Pese a que era verano, el día era desapacible y gris, pues me dirigía a la funeraria a velar a mi amigo Hierónides, que por lo visto, en su cumpleaños número ochenta y nueve, se pulverizó la cabeza de un disparo con la misma arma con la que disuadía a los malhechores de invadir su viñedo y apropiarse de su ganado: una escopeta de cañón triple.
Fue tal la destrucción ocasionada, que Oristilo, el talentoso tanatoestético del pueblo, curtido en mil y una reparaciones craneofaciales, nada pudo hacer al respecto, salvo extraer los fluidos corporales y vestirlo como corresponde.

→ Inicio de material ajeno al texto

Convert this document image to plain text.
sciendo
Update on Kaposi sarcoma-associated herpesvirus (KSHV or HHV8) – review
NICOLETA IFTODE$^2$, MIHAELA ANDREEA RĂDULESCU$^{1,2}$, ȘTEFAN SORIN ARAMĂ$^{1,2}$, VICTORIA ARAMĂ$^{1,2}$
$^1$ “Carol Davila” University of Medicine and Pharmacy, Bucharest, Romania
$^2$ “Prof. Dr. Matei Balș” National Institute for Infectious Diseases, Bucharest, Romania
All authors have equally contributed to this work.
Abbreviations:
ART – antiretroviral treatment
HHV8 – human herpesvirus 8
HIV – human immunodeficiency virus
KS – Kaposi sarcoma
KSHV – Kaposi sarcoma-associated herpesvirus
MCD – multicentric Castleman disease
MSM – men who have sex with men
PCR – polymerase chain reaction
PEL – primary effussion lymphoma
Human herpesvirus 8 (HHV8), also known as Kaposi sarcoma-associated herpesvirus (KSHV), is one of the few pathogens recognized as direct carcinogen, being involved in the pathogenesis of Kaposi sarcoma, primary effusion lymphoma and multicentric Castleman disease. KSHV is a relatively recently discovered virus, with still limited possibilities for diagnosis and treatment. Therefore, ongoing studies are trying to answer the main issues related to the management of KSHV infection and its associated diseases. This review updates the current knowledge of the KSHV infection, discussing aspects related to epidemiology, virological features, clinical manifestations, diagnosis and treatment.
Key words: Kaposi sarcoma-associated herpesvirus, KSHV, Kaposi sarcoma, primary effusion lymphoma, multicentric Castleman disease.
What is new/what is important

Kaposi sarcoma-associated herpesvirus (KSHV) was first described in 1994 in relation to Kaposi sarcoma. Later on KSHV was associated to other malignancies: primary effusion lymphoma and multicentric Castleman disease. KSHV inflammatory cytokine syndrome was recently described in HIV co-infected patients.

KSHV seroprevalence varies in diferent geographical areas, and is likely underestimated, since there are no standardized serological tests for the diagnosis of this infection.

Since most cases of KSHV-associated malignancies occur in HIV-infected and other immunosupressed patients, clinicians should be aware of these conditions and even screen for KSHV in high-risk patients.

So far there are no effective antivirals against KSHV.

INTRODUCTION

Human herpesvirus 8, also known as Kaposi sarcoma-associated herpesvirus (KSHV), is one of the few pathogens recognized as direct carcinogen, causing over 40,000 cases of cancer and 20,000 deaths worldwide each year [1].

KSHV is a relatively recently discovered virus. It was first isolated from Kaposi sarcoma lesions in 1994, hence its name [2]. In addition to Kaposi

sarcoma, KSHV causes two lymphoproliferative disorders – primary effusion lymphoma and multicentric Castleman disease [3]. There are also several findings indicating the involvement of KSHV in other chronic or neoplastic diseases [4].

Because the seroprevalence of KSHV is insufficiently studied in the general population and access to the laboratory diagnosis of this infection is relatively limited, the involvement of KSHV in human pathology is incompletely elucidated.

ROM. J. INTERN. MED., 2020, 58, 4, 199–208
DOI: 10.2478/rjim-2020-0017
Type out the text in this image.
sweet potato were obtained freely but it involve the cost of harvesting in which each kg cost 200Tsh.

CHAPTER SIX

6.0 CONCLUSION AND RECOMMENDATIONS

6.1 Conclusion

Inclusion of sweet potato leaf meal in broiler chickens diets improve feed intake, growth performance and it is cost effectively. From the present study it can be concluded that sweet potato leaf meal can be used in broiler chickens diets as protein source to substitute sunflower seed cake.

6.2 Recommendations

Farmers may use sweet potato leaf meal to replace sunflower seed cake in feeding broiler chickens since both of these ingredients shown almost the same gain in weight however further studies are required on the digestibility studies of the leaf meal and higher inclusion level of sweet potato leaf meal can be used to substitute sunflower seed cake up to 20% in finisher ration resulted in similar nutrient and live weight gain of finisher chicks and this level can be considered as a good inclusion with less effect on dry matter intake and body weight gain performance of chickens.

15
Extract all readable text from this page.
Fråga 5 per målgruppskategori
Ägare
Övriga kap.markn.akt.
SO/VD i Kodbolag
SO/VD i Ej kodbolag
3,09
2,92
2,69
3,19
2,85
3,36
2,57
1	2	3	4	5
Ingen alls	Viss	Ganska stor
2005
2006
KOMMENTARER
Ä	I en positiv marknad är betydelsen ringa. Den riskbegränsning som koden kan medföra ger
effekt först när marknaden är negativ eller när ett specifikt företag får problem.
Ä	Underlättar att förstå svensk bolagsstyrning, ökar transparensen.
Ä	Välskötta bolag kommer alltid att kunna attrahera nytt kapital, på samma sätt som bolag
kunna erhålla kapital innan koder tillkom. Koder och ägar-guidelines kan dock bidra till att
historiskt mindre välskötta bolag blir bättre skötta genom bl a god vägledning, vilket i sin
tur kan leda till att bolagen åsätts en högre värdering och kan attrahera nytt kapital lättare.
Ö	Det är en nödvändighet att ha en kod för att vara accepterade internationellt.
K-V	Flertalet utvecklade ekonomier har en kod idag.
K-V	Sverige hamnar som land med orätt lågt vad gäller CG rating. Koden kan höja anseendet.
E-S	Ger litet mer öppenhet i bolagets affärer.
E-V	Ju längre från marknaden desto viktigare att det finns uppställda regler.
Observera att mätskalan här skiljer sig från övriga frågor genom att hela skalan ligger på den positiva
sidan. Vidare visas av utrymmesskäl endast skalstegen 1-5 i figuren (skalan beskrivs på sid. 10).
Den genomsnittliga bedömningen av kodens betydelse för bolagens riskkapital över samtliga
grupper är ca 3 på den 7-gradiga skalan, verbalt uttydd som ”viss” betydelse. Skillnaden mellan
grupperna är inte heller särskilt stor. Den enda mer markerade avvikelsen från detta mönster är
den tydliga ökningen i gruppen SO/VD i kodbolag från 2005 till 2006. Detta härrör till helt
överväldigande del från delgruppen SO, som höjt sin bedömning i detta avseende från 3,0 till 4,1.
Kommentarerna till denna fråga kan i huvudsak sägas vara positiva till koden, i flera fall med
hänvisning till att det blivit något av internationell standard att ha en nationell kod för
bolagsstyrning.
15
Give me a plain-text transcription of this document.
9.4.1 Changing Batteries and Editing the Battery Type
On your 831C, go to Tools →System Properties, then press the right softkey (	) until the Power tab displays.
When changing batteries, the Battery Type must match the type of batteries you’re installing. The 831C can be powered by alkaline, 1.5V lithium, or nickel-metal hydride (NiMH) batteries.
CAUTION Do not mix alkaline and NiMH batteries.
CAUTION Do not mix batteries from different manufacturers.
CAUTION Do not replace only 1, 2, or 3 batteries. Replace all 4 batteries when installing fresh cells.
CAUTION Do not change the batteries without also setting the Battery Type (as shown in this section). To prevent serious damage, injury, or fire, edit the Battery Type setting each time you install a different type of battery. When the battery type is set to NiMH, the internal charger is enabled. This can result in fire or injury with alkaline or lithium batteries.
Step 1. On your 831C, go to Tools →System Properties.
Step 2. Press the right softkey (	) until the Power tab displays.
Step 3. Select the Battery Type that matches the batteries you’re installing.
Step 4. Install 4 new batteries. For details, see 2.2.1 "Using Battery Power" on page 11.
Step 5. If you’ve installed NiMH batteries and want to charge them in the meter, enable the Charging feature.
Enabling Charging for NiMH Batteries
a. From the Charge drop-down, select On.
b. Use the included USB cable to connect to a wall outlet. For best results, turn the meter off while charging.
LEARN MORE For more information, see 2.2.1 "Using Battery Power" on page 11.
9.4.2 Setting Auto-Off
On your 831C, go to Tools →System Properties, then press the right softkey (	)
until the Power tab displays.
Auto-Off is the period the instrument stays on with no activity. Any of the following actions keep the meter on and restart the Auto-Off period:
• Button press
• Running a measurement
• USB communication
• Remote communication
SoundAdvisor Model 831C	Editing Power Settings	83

Con todo, Hierónides lo tenía todo calculado, y debió pensar que nadie puede despedirse de sus seres queridos si no hay un rostro, en paz, al cual dirigirse. De modo que en su testamento dejó constancia de que en el espacio que su cabeza ocupó en vida, debía colocarse la de un maniquí de su elección y ser exhibido así en el ataúd.
Cojoncio, el albacea del pueblo, tal y como corresponde al rigor de su trabajo, consiguió que se cumplieran todas y cada una de las exigencias del fenecido. Y los allí presentes, en un ambiente de profundo respeto y seriedad, pudimos despedirnos como Dios manda del trajeado e impoluto cadáver de Hierónides.
Así como de su cabeza con peluca de cresta verde, ojos de cristal muy abiertos —uno fucsia y el otro naranja—, grandes orejas de goma y barba luenga pelirroja.